Group Income Protection Claims Process
An integral part of the claims process for group income protection schemes is the ability of our claims management team to be able to investigate and understand the events giving rise to a claim and provide important support to you and your employee until such time as they are able to return to work.
- You should notify us when an employee has been continuously absent from work for one month (or has worked on a reduced basis for a period greater than one month) due to injury or illness by completing and submitting a notice of absence form.
- A formal claim for benefit should be made by you as soon as reasonably practicable but in any event no later than 6 weeks before the end of the deferred period.
Once we receive the completed claim forms we will confirm your main claims handler, together with their contact details, so that you can get in touch with us quickly and easily if you have any questions or queries.
- Initially a notice of absence form;
- Claim forms are then completed by both you and the employee, including details such as the full duties of their occupation, what is preventing them from working, their salary, etc; and
- A signed and dated claim consent form which allows us to process sensitive personal data and obtain medical reports and information.
- This process varies depending on the circumstances of each specific claim, but could involve any of the following:
- A report from the employee’s GP, together with any relevant hospital notes and reports. This should provide us with full details of the medical history and current condition;
- A report from any treating Consultant or Specialist, if appropriate; and/or
- A home and/or workplace visit, usually by an Occupational Therapist. The visitor will meet with the employee and/or yourselves in order to gather information to aid our assessment of the claim and to help the employee recover as fully as possible and deal with the implications of long term incapacity. To do this they will consider the employee’s functional capacity, identify the barriers preventing a return to work, advise on graded rehabilitation programmes and offer advice on what individuals can do to help themselves.
We always reserve the right to obtain further independent medical evidence, investigations or examinations if required.
Once in receipt of all of the required evidence, we will advise you whether the claim has been accepted and confirm the amount of benefit payable. Benefit is payable monthly in arrears, from the end of the deferred period as specified in your policy schedule. Benefit will continue, subject to regular medical reviews, until one of the following occurs:
- The employee returns to work;
- The employee reaches termination age;
- The employee dies;
- The employee’s membership of the scheme or employment is terminated;
- The employee recovers and no longer satisfies the definition of incapacity;
- There is a breach of the employer or employee’s obligations under the policy.
Frequently Asked Questions
It depends on the individual circumstances of the case. Often the information provided by the employee’s own doctors will be sufficient but we reserve the right to request further information if we feel it is required to fairly assess the claim.
When we ask for medical evidence we will pay for it. If the employee is located outside of the UK, we will cover the cost up to the equivalent of the UK cost. Any excess will be your responsibility.
This varies depending on what level of cover was requested when the scheme was set up. Typically a claim would be 75% of the employee’s gross pre-incapacity salary less state incapacity benefits.
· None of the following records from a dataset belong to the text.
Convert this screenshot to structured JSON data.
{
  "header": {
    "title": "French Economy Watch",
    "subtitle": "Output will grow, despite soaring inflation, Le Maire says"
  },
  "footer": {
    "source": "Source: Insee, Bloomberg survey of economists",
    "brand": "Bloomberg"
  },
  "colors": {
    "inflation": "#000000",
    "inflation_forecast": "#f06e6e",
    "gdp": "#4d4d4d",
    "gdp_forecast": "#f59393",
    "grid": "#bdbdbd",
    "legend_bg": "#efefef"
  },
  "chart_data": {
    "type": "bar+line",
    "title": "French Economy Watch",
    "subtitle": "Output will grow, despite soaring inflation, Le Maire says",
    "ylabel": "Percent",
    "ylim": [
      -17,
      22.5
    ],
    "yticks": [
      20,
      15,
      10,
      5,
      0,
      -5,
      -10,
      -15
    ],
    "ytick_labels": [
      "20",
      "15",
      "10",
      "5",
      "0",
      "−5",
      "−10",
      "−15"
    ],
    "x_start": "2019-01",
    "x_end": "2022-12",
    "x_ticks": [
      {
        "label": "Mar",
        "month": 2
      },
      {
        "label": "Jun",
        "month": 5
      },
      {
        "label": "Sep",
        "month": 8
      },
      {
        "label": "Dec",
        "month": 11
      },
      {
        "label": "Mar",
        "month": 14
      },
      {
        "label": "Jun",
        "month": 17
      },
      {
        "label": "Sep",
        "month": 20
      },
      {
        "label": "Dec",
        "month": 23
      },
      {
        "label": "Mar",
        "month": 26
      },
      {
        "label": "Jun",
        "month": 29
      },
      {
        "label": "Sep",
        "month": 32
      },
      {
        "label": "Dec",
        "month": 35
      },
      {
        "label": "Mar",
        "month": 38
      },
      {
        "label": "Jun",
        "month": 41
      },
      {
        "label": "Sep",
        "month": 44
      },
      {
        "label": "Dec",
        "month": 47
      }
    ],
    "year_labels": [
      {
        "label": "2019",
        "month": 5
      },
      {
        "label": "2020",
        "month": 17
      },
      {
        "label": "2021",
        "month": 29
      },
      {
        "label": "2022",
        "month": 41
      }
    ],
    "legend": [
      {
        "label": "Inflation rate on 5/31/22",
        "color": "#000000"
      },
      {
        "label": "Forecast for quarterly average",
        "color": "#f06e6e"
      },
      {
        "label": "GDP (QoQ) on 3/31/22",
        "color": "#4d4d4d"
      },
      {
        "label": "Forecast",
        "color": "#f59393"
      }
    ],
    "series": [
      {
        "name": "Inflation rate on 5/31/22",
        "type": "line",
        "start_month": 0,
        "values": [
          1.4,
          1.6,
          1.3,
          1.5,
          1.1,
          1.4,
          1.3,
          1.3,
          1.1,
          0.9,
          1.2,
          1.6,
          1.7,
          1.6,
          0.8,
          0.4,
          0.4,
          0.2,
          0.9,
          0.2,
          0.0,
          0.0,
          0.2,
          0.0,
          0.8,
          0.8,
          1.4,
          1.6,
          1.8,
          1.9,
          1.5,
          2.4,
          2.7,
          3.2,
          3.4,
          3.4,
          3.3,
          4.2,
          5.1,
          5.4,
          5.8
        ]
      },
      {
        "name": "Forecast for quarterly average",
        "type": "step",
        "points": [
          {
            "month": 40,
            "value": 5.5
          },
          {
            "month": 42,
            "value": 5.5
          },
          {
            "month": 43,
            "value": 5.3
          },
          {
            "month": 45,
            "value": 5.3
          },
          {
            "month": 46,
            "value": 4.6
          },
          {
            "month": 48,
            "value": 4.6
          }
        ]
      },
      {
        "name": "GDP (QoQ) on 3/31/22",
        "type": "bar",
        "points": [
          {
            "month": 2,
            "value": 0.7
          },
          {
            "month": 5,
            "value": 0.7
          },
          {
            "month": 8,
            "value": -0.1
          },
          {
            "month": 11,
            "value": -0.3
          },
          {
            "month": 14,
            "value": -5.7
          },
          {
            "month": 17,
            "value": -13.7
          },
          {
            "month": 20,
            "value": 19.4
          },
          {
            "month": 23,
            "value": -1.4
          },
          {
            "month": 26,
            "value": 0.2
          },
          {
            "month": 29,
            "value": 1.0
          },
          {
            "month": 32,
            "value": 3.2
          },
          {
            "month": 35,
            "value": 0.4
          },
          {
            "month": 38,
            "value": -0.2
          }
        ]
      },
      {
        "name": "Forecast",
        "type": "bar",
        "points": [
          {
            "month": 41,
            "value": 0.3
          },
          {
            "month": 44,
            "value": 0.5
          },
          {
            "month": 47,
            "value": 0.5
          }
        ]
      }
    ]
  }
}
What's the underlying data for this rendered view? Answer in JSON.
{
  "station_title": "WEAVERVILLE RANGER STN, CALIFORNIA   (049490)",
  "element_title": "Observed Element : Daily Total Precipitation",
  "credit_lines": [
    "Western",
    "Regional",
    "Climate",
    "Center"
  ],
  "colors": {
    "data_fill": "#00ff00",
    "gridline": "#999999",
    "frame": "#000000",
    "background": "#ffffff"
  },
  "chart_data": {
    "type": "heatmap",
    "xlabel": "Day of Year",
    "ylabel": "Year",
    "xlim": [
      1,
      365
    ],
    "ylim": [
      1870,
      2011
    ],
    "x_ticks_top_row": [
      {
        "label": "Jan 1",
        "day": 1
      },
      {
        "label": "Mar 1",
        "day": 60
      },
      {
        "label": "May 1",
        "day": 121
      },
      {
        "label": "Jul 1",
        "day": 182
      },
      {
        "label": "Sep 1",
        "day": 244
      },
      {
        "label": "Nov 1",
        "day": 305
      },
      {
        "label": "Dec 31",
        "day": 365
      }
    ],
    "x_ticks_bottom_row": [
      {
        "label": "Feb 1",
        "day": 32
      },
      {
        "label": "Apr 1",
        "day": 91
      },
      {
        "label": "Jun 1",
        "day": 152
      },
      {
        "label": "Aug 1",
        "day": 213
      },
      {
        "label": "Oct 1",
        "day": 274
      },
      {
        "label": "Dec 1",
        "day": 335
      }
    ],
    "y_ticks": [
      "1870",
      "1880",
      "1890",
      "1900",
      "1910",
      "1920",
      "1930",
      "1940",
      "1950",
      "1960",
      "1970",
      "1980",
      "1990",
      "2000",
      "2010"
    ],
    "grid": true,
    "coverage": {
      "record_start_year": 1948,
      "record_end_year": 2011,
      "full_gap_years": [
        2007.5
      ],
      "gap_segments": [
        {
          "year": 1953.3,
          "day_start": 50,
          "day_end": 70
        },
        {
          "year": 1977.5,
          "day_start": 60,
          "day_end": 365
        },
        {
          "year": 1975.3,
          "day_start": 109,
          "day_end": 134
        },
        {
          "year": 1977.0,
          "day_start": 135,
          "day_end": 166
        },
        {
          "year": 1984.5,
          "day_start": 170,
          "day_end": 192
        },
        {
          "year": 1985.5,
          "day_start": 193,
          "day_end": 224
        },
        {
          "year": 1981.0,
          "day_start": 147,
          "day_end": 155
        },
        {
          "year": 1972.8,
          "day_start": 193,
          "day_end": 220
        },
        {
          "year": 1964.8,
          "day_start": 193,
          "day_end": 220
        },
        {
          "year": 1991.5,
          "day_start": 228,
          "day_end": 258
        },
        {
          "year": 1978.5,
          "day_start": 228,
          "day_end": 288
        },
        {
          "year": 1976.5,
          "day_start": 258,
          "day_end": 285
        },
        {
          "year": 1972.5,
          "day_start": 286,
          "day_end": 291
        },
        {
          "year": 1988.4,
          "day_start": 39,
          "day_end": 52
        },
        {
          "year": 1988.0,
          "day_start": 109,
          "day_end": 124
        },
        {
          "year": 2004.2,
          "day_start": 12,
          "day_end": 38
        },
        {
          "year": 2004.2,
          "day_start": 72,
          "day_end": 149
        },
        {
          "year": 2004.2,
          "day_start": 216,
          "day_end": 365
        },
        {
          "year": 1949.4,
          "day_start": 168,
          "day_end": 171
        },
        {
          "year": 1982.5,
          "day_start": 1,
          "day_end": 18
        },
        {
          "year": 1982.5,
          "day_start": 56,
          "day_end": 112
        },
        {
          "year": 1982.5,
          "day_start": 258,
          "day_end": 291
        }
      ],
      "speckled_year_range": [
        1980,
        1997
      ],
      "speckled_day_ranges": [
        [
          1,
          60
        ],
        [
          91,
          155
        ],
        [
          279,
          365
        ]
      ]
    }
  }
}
Benefit is always paid to you as the employer and you should pass it on to the employee through your normal PAYE procedures.
Payments will cease upon the employee leaving service.
The policy is designed to pay a monthly benefit however, in certain circumstances, a lump sum settlement may be the most appropriate solution for all parties. This falls outside of the standard terms of the policy and should be discussed and negotiated with your claims handler on a case by case basis.
The frequency of review is geared to the individual circumstances of the case and you will be advised when the next review will take place.
A partial benefit may be paid at our discretion to support employees in this situation. The level of benefit paid will be such that it is financially advantageous to the employee to return in a reduced capacity whilst maintaining an incentive to return to full-time work.
Provided the new period of absence is within 6 months of the return to work and for the same medical cause as the previous claim, we can waive the requirement for a deferred period to be served and recommence benefit payments immediately (subject to supporting medical evidence).
If you are unhappy with the handling of a claim, including any decision in respect of a claim, or if your employee has expressed dissatisfaction, you should direct your complaint in the first instance to our Customer Relations Officer at: Assicurazioni Generali S.p.A, 100 Leman Street, London, E1 8AJ.
If you remain dissatisfied with the outcome of our investigation, then you may be able to refer this matter to the Financial Ombudsman Service, subject to the jurisdiction of the Financial Ombudsman Service:
Financial Ombudsman Service,
South Quay Plaza,
183 Marsh Wall,
London, E14 9SR
Telephone: 0845 080 1800
Making a complaint will not prejudice your right to take legal proceedings.